Afterward, drenched, he is signing autographs. No, he will not sign autographs for adults. It’s stupid and embarrassing and, think about it, stupid. But he will gladly sign autographs for kids.

“You would like me to sign your shirt, is that what I understand?” he says, coming down to a boy’s eye level, bending at the knees because that’s his natural way.

‘Yeah,” says the boy.

“All right. Is there something else?”

“Huh?”

“Well, you just heard the last two dudes go through the whole thing using the magic words and everything, and you forgot to put the magic in.”

“Oh. Okay. Please?”

“All right. All right. Is there anything else?”

“Huh?”

“Dude, you gotta say thank you.”

“Yeah. Thank you.”

“All right. All right. Peace, my man. Peace.”

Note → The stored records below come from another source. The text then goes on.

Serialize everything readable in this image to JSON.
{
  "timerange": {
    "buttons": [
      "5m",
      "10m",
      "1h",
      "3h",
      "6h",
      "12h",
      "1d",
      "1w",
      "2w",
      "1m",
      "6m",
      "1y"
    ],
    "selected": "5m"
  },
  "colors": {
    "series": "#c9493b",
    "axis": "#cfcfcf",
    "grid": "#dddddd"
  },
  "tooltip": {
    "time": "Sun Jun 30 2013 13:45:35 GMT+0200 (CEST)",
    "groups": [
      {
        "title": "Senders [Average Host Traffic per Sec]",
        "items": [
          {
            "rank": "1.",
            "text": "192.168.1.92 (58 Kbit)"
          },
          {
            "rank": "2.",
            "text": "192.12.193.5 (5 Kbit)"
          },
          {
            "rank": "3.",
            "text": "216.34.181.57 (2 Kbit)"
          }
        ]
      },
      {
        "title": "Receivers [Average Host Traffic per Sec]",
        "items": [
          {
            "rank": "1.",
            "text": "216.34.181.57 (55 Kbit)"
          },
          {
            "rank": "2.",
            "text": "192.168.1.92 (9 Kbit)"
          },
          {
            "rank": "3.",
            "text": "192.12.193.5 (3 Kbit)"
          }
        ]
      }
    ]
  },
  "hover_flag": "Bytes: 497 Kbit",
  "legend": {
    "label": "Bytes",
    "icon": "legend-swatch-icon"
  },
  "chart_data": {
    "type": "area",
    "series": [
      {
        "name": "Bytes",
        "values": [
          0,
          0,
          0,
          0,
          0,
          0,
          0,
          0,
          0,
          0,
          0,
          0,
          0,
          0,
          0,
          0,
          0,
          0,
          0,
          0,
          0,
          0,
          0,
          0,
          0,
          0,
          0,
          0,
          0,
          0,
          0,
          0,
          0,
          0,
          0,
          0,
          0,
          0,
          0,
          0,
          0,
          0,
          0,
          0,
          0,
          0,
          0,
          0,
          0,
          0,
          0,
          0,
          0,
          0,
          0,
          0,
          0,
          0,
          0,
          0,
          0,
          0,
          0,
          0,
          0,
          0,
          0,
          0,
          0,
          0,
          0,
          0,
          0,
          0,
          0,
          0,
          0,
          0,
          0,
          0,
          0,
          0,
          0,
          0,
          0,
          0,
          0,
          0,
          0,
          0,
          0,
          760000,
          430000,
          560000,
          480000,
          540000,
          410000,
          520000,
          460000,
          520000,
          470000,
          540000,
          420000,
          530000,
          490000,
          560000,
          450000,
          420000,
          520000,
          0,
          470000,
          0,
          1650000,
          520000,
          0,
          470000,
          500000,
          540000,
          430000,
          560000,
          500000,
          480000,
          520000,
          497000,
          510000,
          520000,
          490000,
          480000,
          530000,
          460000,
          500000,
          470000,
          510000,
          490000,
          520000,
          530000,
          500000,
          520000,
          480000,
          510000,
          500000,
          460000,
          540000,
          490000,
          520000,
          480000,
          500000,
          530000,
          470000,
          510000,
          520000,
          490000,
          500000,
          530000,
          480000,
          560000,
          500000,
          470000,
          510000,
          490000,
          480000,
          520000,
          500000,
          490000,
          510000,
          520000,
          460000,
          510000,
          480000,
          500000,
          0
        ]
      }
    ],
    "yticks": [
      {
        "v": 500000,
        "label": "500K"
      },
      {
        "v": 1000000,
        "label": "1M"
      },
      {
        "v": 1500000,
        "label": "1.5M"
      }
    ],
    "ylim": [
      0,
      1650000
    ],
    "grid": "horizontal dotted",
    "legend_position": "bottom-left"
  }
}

At the snack bar, they give him a free lemon shake and also some nachos. He drinks the lemon shake and he eats the nachos and then he gets in the car and the cell phone rings. Doodle-loodle-leet. Doodle-loodle-leet. It’s Kelci on the cell phone, Kelci calling from back home in Minneapolis, asking how it went. He says cool. He makes no mention of what maybe another man, especially a multimillionaire sports star, might regard in terms of discomfort, hours and hours standing there saying the same thing over and over again, “Congratulations” and “Good job,” while water is pouring all over you, and that’s not to mention the way the wind was blowing some of them signs they had into your face. He just says the kids seemed happy with the gig but he felt bad it had to rain on their heads.